The Italian tyre manufacturer has announced its compound selections for the first three rounds of the 2026 Formula 1 season, marking an early insight into how the sport’s sole supplier plans to approach the new technical regulations. With narrower tyres and revised chassis rules coming into effect, Pirelli’s choices for Australia, China and Japan offer a glimpse into the strategic landscape teams will face when racing resumes in March.
Albert Park opens season with softest available range
The 2026 campaign kicks off on 8 March at the Australian Grand Prix in Melbourne, where Pirelli will supply its three softest compounds. Drivers will have access to the C3, C4 and C5 tyres as they navigate the Albert Park circuit’s mix of high-speed sections and tight corners. Notably absent from the range is the C6 compound, which the manufacturer has removed from its lineup after concluding that the performance gap between it and the C5 was insufficient to justify its continued use.
This decision reflects Pirelli’s broader philosophy for the new regulations: creating clearer differentiation between compounds to enhance strategic variety during race weekends.
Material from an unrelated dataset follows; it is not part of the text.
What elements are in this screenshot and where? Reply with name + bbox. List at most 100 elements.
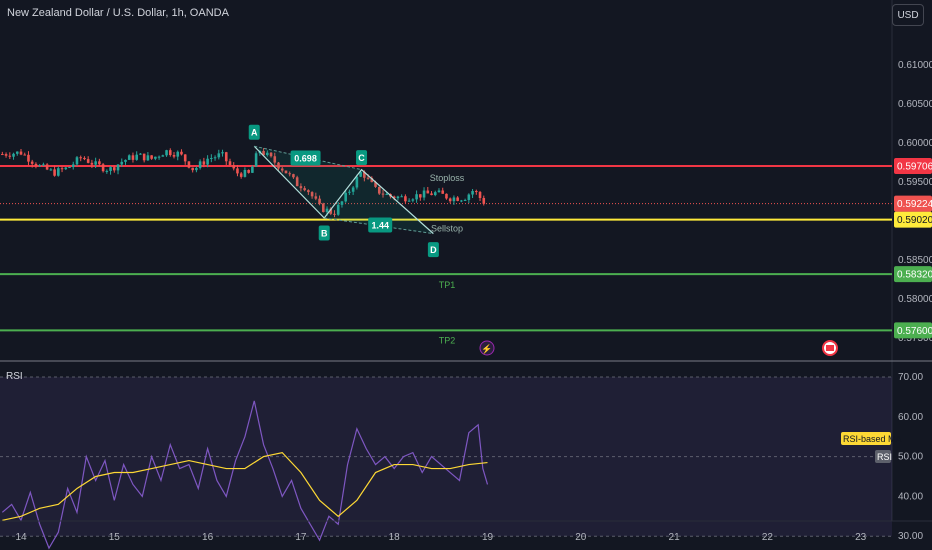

The softer allocation at Albert Park suggests the resurfaced Melbourne venue will continue to offer relatively low abrasion levels, allowing teams to push harder on the less durable rubber without excessive degradation.
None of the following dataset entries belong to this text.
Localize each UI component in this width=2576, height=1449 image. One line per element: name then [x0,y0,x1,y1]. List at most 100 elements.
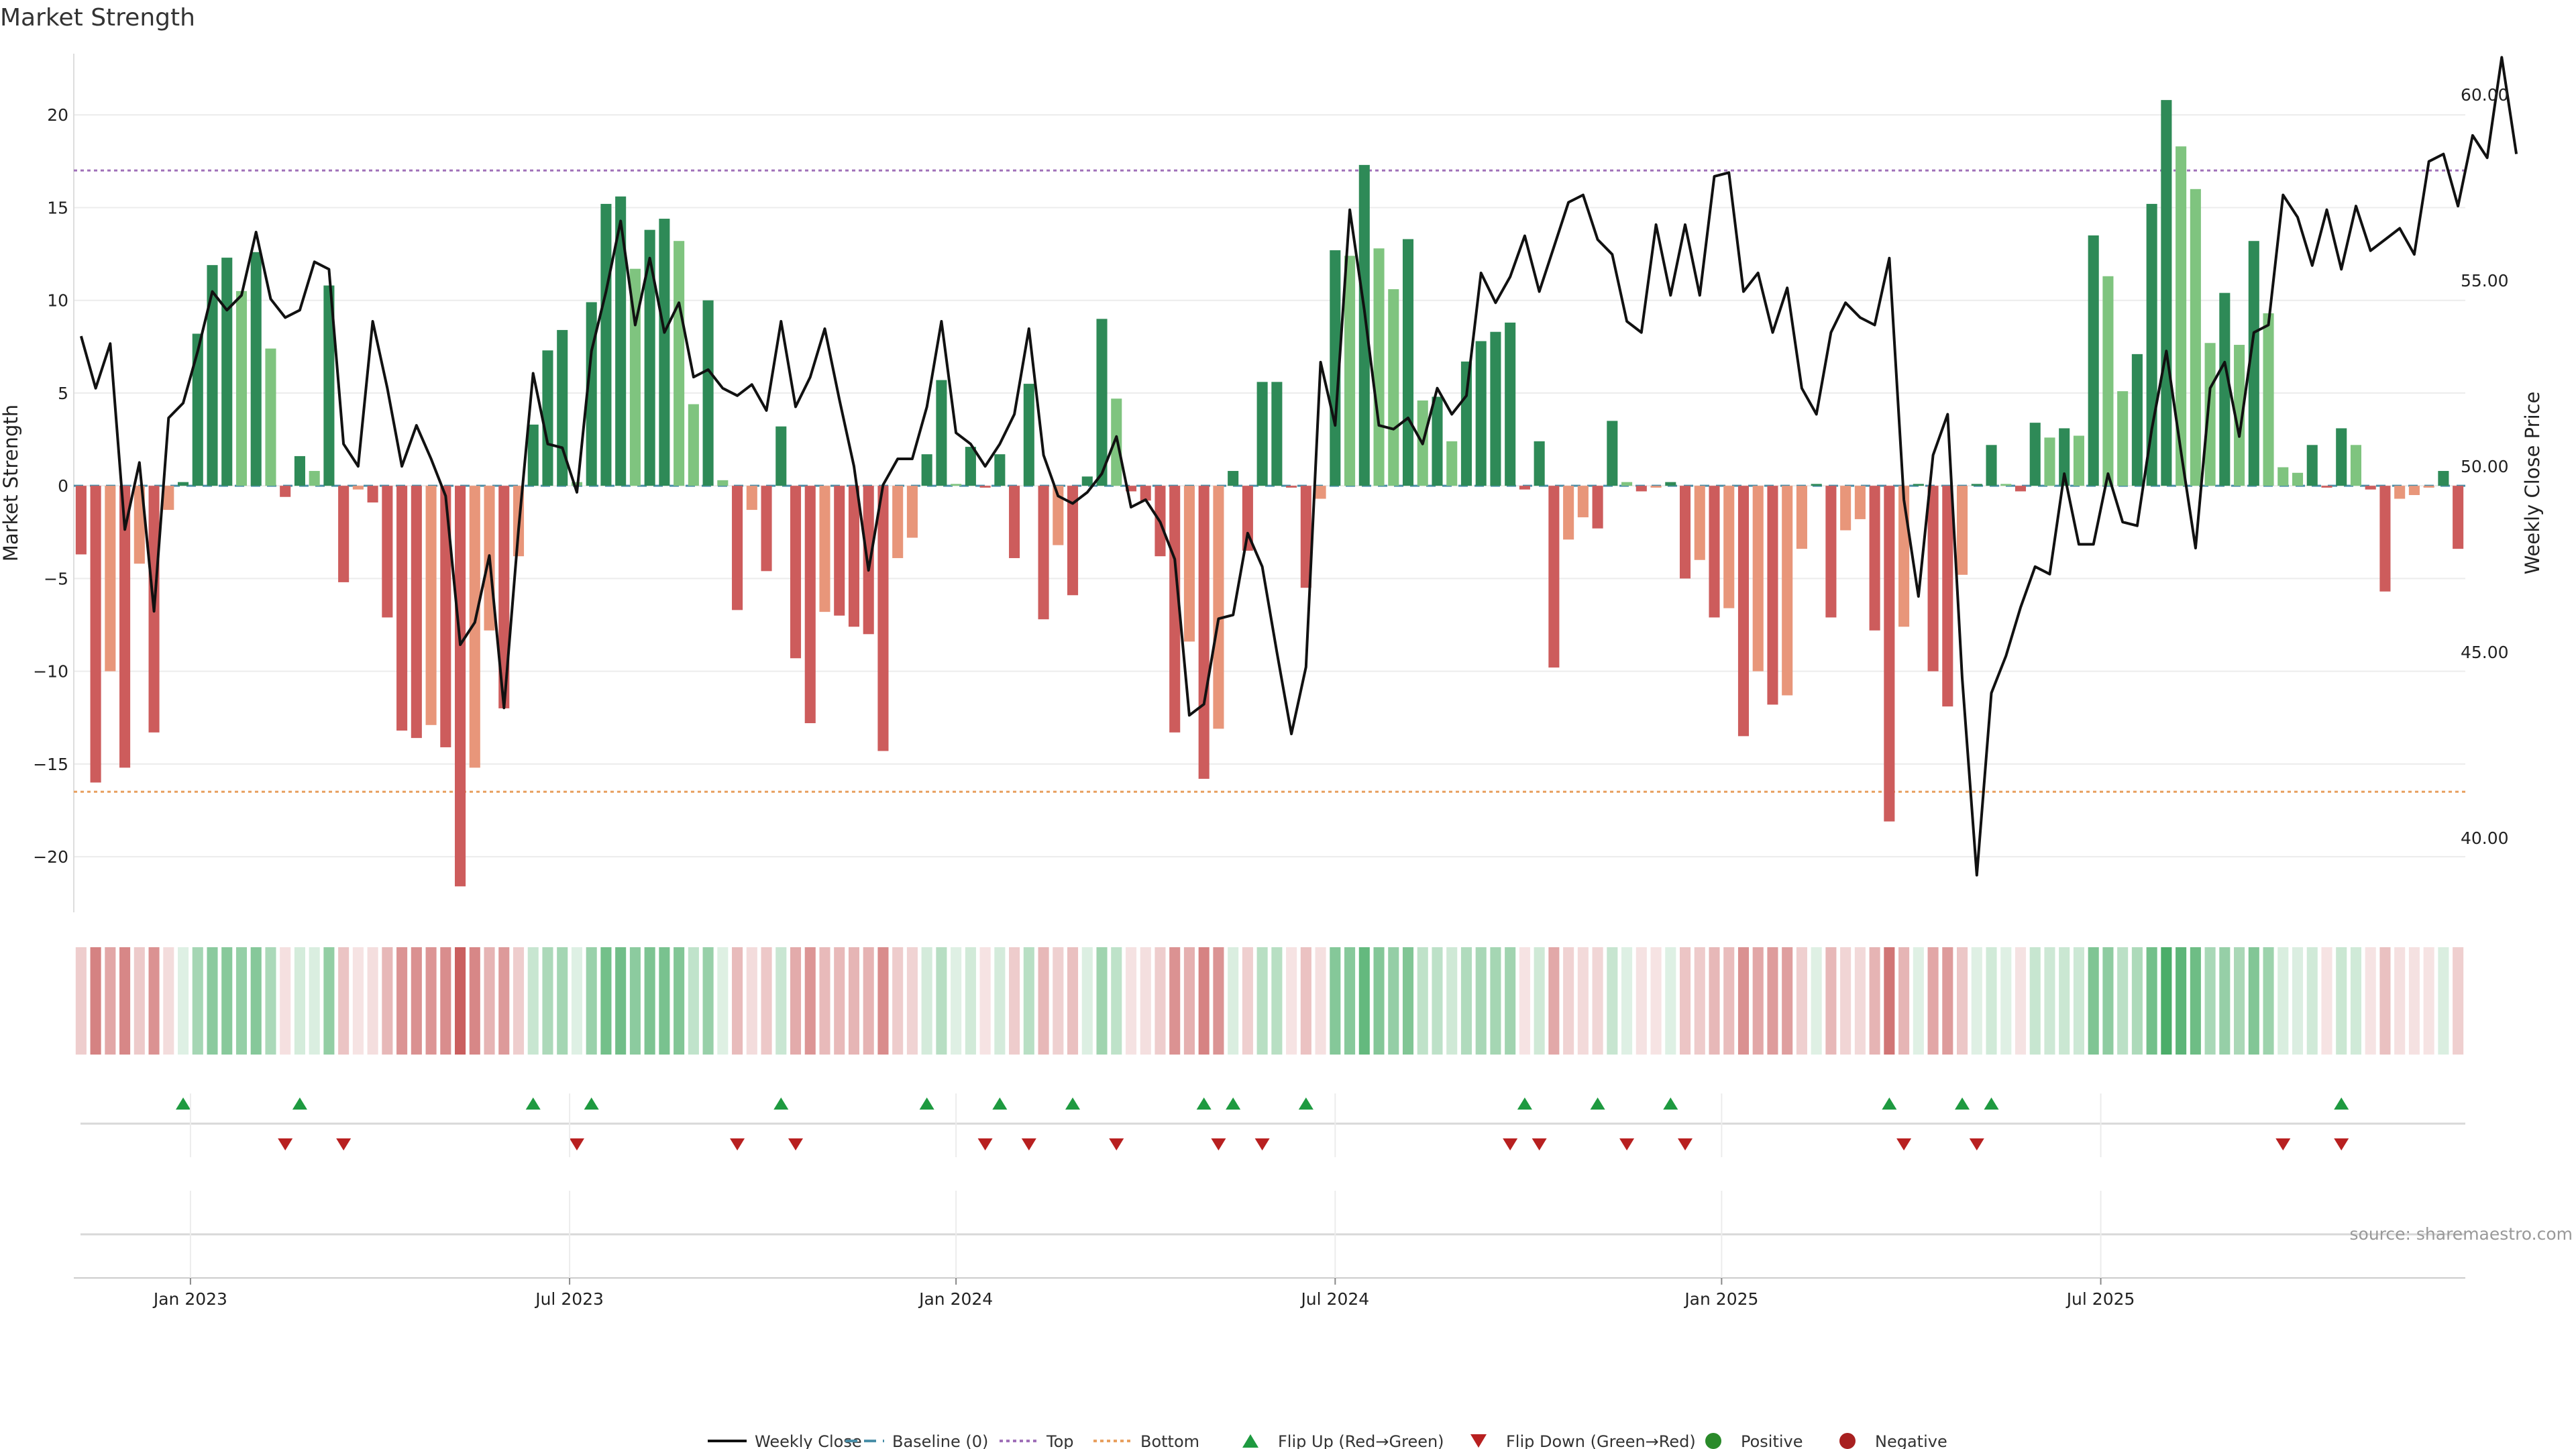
strength-bar [1358,164,1370,486]
heat-cell [2073,947,2084,1055]
legend-label: Flip Up (Red→Green) [1278,1432,1444,1449]
strength-bar [1986,445,1997,486]
heat-cell [1475,947,1487,1055]
strength-bar [2102,276,2114,486]
y2-axis-label: Weekly Close Price [2521,392,2544,575]
heat-cell [717,947,729,1055]
heat-cell [1723,947,1735,1055]
heat-cell [221,947,233,1055]
strength-bar [2336,428,2347,486]
heat-cell [90,947,101,1055]
flip-up-marker [992,1097,1008,1110]
strength-bar [1737,486,1750,737]
strength-bar [527,424,539,486]
y-tick-label: 15 [47,198,68,217]
strength-bar [1650,486,1662,488]
heat-cell [513,947,525,1055]
heat-cell [1577,947,1589,1055]
strength-bar [615,196,627,486]
weekly-close-line [79,56,2518,877]
strength-bar [688,404,699,486]
strength-bar [2044,437,2055,486]
heat-cell [848,947,860,1055]
heat-cell [761,947,772,1055]
heat-cell [2438,947,2449,1055]
heat-cell [834,947,845,1055]
legend-label: Negative [1875,1432,1947,1449]
strength-bar [1752,486,1764,672]
strength-bar [2248,241,2259,486]
strength-heat-strip [75,947,2464,1055]
strength-bar [2234,345,2245,486]
strength-bar [600,203,612,486]
strength-bar [1228,471,1239,486]
strength-bar [1460,361,1472,486]
heat-cell [1650,947,1662,1055]
strength-bar [819,486,830,612]
strength-bar [1242,486,1253,551]
heat-cell [2176,947,2187,1055]
strength-bar [1344,256,1356,486]
heat-cell [892,947,904,1055]
heat-cell [2277,947,2289,1055]
strength-bar [2394,486,2406,499]
flip-up-marker [1298,1097,1313,1110]
strength-bar [1971,484,1982,486]
heat-cell [746,947,757,1055]
heat-cell [1446,947,1458,1055]
y-tick-label: −20 [33,847,68,867]
strength-bar [2190,189,2201,486]
heat-cell [1607,947,1618,1055]
heat-cell [1971,947,1982,1055]
heat-cell [1811,947,1822,1055]
y2-tick-label: 45.00 [2461,643,2509,662]
x-tick-label: Jan 2024 [918,1289,993,1309]
heat-cell [2306,947,2318,1055]
legend-item: Positive [1705,1432,1803,1449]
legend-label: Top [1046,1432,1074,1449]
heat-cell [1767,947,1778,1055]
y2-axis-ticks: 60.00 55.00 50.00 45.00 40.00 [2461,85,2509,848]
heat-cell [1183,947,1195,1055]
x-tick-label: Jan 2023 [152,1289,227,1309]
strength-bar [1140,486,1151,501]
heat-cell [2102,947,2114,1055]
strength-bar [1563,486,1574,540]
strength-bar [105,486,116,672]
legend-item: Flip Down (Green→Red) [1470,1432,1696,1449]
heat-cell [119,947,131,1055]
x-axis-ticks: Jan 2023 Jul 2023 Jan 2024 Jul 2024 Jan 2025… [152,1093,2135,1309]
heat-cell [674,947,685,1055]
heat-cell [1737,947,1750,1055]
heat-cell [1417,947,1428,1055]
heat-cell [1330,947,1341,1055]
heat-cell [659,947,670,1055]
strength-bar [2423,486,2434,488]
legend-item: Top [1000,1432,1074,1449]
flip-down-marker [788,1138,804,1150]
heat-cell [235,947,248,1055]
strength-bar [1782,486,1793,696]
strength-bar [2000,484,2012,486]
heat-cell [425,947,437,1055]
heat-cell [2015,947,2027,1055]
heat-cell [1825,947,1837,1055]
flip-down-marker [730,1138,745,1150]
heat-cell [250,947,262,1055]
strength-bar [936,380,947,486]
heat-cell [469,947,480,1055]
heat-cell [1228,947,1239,1055]
heat-cell [2350,947,2362,1055]
heat-cell [411,947,422,1055]
strength-bar [1198,486,1210,779]
heat-cell [1563,947,1574,1055]
y-tick-label: −5 [44,569,68,588]
strength-bar [921,454,932,486]
strength-bar [1125,486,1137,492]
heat-cell [1388,947,1399,1055]
strength-bar [1286,486,1297,488]
heat-cell [2204,947,2216,1055]
heat-cell [280,947,291,1055]
heat-cell [455,947,466,1055]
flip-up-marker [919,1097,934,1110]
Shanghai maintains proven compound combination
One week after the Australian opener, the championship moves to the Shanghai International Circuit for the Chinese Grand Prix. Pirelli has elected to maintain the same allocation used in 2025: the C2, C3 and C4 compounds. This conservative approach comes after last year’s race demonstrated the effectiveness of the C2 hard tyre on Shanghai’s freshly laid asphalt.
The 2025 Chinese Grand Prix saw the hardest compound in that weekend’s allocation prove remarkably durable, with minimal degradation enabling most competitors to complete the race distance with just a single pit stop. That strategic simplicity, driven by low wear rates on the new surface, influenced Pirelli’s decision to retain the same range for 2026. The manufacturer expects similar conditions, though the narrower tyre dimensions mandated by the new technical regulations could alter degradation patterns compared to the previous generation.
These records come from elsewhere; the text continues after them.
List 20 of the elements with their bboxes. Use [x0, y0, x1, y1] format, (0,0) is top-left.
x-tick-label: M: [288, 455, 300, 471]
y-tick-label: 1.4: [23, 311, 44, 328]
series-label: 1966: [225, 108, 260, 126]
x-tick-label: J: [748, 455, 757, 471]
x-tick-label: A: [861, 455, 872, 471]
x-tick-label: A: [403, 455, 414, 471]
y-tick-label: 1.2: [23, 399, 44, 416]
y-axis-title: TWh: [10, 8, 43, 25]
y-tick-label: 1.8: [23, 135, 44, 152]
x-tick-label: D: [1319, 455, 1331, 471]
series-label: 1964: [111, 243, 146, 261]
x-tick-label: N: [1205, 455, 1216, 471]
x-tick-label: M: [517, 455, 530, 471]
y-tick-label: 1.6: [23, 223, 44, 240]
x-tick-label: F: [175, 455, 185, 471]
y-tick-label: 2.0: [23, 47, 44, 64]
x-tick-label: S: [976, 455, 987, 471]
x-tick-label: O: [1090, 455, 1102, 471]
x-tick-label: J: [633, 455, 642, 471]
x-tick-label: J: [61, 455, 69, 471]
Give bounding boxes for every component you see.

Suzuka receives hardest compound selection
Japan’s Suzuka Circuit will host the third round of the season with Pirelli’s three hardest compounds: the C1, C2 and C3. The figure-eight layout’s demanding high-speed corners and heavy braking zones traditionally place significant thermal and mechanical loads on tyres, making the harder range a logical choice. Suzuka’s 2025 race similarly favoured single-stop strategies, partly due to cooler track temperatures that limited tyre degradation throughout the stint lengths.
The selection spans Pirelli’s entire five-compound slick range across these opening races, allowing the manufacturer to gather comprehensive data on how each specification performs under the new chassis regulations. While the chemical compounds themselves remain unchanged from 2025, the construction has been comprehensively redesigned to accommodate narrower front and rear dimensions. This structural evolution, combined with wider performance gaps between adjacent compounds, aims to provide teams with genuinely distinct strategic options rather than marginal differences.
What this means going forward
The data Pirelli collects during these opening flyaway rounds will directly inform compound nominations for the European leg of the championship, which traditionally begins in late April or early May. The manufacturer has engineered more consistent performance steps between compounds, addressing previous criticism that the gaps were sometimes unpredictable or too small to generate varied race strategies.
For teams, these early allocations present both opportunity and uncertainty. The narrower tyres will alter aerodynamic characteristics and mechanical grip levels, potentially shifting the balance between tyre conservation and outright pace. How quickly engineering departments adapt to these variables during the limited pre-season testing could prove decisive in the opening phase of the championship battle. With the 2026 regulations representing the most significant technical overhaul in recent years, these first races will serve as crucial learning exercises for every team on the grid.